Gadhafi’s son, Seif al-Islam, went on state TV in the early hours Monday with a sometimes confused speech of nearly 40 minutes, vowing to fight and warning that if protests continue, a civil war will erupt in which Libya’s oil wealth “will be burned.”

“Moammar Gadhafi, our leader, is leading the battle in Tripoli, and we are with him,” he said. “The armed forces are with him. Tens of thousands are heading here to be with him. We will fight until the last man, the last woman, the last bullet.” he said.

He also promised “historic” reforms in Libya if protests stop, and on Monday state TV said he had formed a commission to investigate deaths during the unrest. Protesters ignored the vague gestures. Even as he spoke, the first clashes between protesters and security forces in the heart of Tripoli were still raging, lasting until dawn.

During the day Monday, a fire raged at the People’s Hall, the main hall for government gatherings where the country’s equivalent of a parliament holds its sessions several times a year, the pro-government news web site Qureyna said.

It also reported the first major sign of discontent in Gadhafi’s government, saying justice minister Mustafa Abdel-Jalil resigned from his post to protest the “excessive use of force against unarmed protesters.”

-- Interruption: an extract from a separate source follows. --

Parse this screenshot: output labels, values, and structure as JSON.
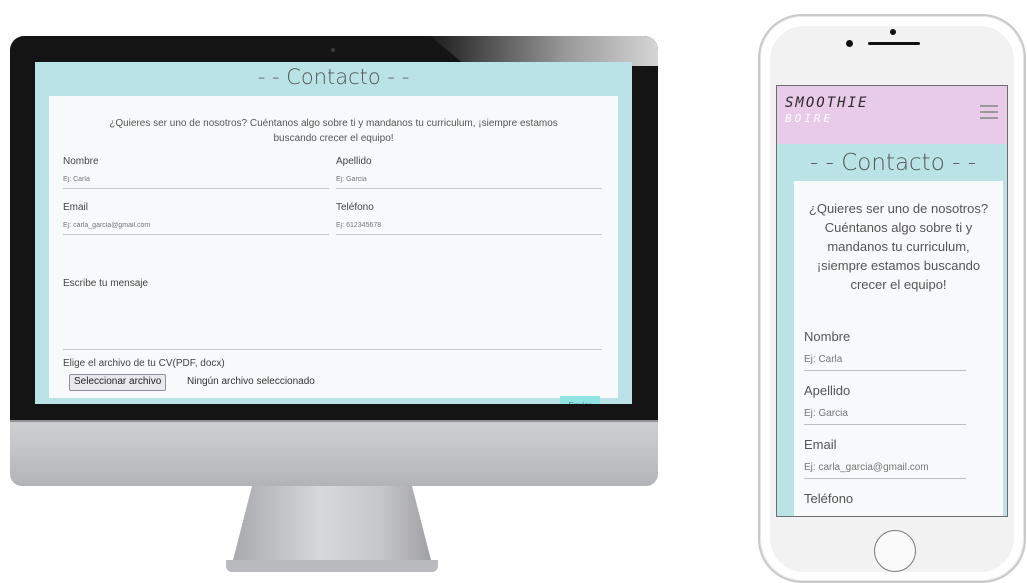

Libya’s U.N. ambassadors called for Gadhafi to step down, and there were reports of a string of ambassadors abroad defecting. Libya’s former ambassador to the Arab League in Cairo, Abdel-Moneim al-Houni, who a day earlier resigned from his post to side with protesters, issued a statement demanding Gadhafi and his commanders and aides be put on trial for “the mass killings in Libya.”

“Gadhafi’s regime is now in the trash of history because he betrayed his nation and his people,” al-Houni said.

A Libyan diplomat in China, Hussein el-Sadek el-Mesrati, told Al-Jazeera, “I resigned from representing the government of Mussolini and Hitler.”

Two Mirage warplanes from the Libyan airforce fled a Tripoli air base and landed on the nearby island of Malta, and their pilots – two colonels – asked for political asylum, Maltese military officials said.